Daftar masalah kualitas data:

kable(py$kualitas_df, align = "clll") |>
  kable_styling(bootstrap_options = c("striped", "hover", "condensed", "bordered"),
                full_width = TRUE) |>
  row_spec(0, bold = TRUE, background = "#e67e22", color = "white")
No Masalah Contoh / Keterangan
1 Inkonsistensi Penulisan Platform “shopee”, “SHOPEE”, ” shopee “,”Shopee” -> entitas sama
2 Inkonsistensi Penulisan Order Status “delivered”, “DELIVERED”, “Batal”, “CANCEL” -> perlu satu standar
3 Missing Values di Kolom Penting customer_rating, payment_method, ship_date banyak kosong
4 Tipe Data Tidak Konsisten net_sales bertipe object; format tanggal tidak seragam
5 Duplikasi Data Data dari 5 file berbeda berpotensi mengandung baris yang sama

SECTION C — DATA CLEANING

Tujuan: Membersihkan data menggunakan logika programming

df_clean = df_combined.copy()
# ============================================================
# SECTION C — 1. Standardisasi Platform
# ============================================================
platform_before = df_clean['platform'].value_counts().reset_index()
platform_before.columns = ['Platform', 'Jumlah (Sebelum)']
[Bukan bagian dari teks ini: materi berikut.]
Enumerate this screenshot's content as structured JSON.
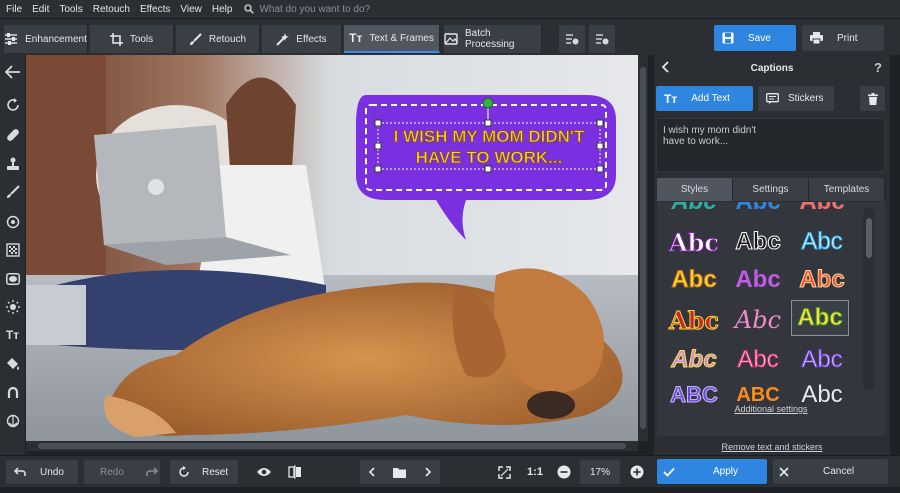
{
  "menu": {
    "items": [
      "File",
      "Edit",
      "Tools",
      "Retouch",
      "Effects",
      "View",
      "Help"
    ],
    "search_placeholder": "What do you want to do?"
  },
  "toolbar": {
    "tabs": [
      "Enhancement",
      "Tools",
      "Retouch",
      "Effects",
      "Text & Frames",
      "Batch Processing"
    ],
    "active_tab": "Text & Frames",
    "save_label": "Save",
    "print_label": "Print"
  },
  "left_tools": [
    "back-arrow-icon",
    "rotate-icon",
    "heal-icon",
    "stamp-icon",
    "brush-icon",
    "target-icon",
    "gradient-icon",
    "vignette-icon",
    "sun-icon",
    "text-icon",
    "fill-icon",
    "lasso-icon",
    "shape-icon"
  ],
  "canvas": {
    "caption_line1": "I WISH MY MOM DIDN'T",
    "caption_line2": "HAVE TO WORK..."
  },
  "panel": {
    "title": "Captions",
    "help": "?",
    "add_text": "Add Text",
    "stickers": "Stickers",
    "text_value": "I wish my mom didn't\nhave to work...",
    "tabs": [
      "Styles",
      "Settings",
      "Templates"
    ],
    "active_tab": "Styles",
    "styles": [
      "Abc",
      "Abc",
      "Abc",
      "Abc",
      "Abc",
      "Abc",
      "Abc",
      "Abc",
      "Abc",
      "Abc",
      "Abc",
      "Abc",
      "Abc",
      "Abc",
      "Abc",
      "ABC",
      "ABC",
      "Abc"
    ],
    "selected_style": 11,
    "additional_settings": "Additional settings",
    "remove_link": "Remove text and stickers"
  },
  "bottom": {
    "undo": "Undo",
    "redo": "Redo",
    "reset": "Reset",
    "ratio": "1:1",
    "zoom": "17%",
    "apply": "Apply",
    "cancel": "Cancel"
  },
  "colors": {
    "accent": "#2f86e0",
    "bubble": "#7a2fe0",
    "caption": "#f5d53a"
  }
}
def standardize_platform(val):
    if pd.isna(val):
        return 'Unknown'
    val_clean = str(val).strip().lower()
    if 'shopee' in val_clean:
        return 'Shopee'
    elif 'tokopedia' in val_clean or 'tokped' in val_clean:
        return 'Tokopedia'
    elif 'tiktok' in val_clean:
        return 'TikTok Shop'
    elif 'lazada' in val_clean:
        return 'Lazada'
    elif 'blibli' in val_clean:
        return 'Blibli'
    else:
        return val.strip().title()

df_clean['platform'] = df_clean['platform'].apply(standardize_platform)

platform_after = df_clean['platform'].value_counts().reset_index()
platform_after.columns = ['Platform', 'Jumlah (Setelah)']
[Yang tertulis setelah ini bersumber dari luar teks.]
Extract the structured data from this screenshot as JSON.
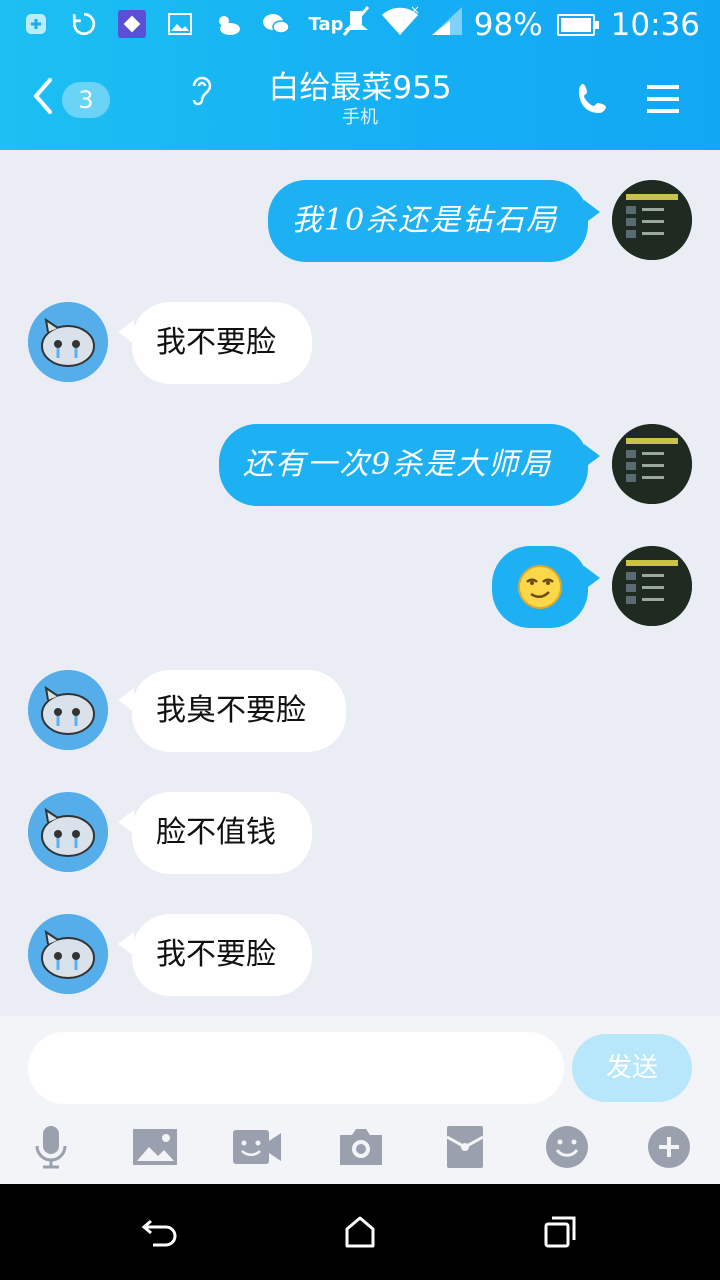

Platform — Sebelum standardisasi:

kable(py$platform_before, align = "lc") |>
  kable_styling(bootstrap_options = c("striped", "hover", "bordered"),
                full_width = FALSE) |>
  row_spec(0, bold = TRUE, background = "#8e44ad", color = "white")
Platform Jumlah (Sebelum)
Shopee 1895
TikTok Shop 1840
Blibli 1820
Tokopedia 1765
Lazada 1760
blibli 95
TOKOPEDIA 95
tiktok shop 85
SHOPEE 75
lazada 70
shopee 65
lazada 60
blibli 55
LAZADA 50
BLIBLI 50
shopee 45
tokopedia 40
tiktok shop 40
Tiktok Shop 35
TIKTOK SHOP 30
tokopedia 30

Platform — Setelah standardisasi:

kable(py$platform_after, align = "lc") |>
  kable_styling(bootstrap_options = c("striped", "hover", "bordered"),
                full_width = FALSE) |>
  row_spec(0, bold = TRUE, background = "#27ae60", color = "white")
Platform Jumlah (Setelah)
Shopee 2080
TikTok Shop 2030
Blibli 2020
Lazada 1940
Tokopedia 1930
# ============================================================
# SECTION C — 2. Cleaning net_sales
# ============================================================
def clean_sales(val):
    if pd.isna(val):
        return 0
    val_str = str(val).strip()
    if val_str.startswith('Rp'):
        val_str = val_str.replace('Rp', '').replace('.', '').replace(',', '').strip()
    val_str = ''.join(c for c in val_str if c.isdigit() or c == '-')
    try:
        val_num = int(val_str)
    except:
        return 0
    if val_num < 0:
        return 0
    return val_num

df_clean['net_sales'] = df_clean['net_sales'].apply(clean_sales)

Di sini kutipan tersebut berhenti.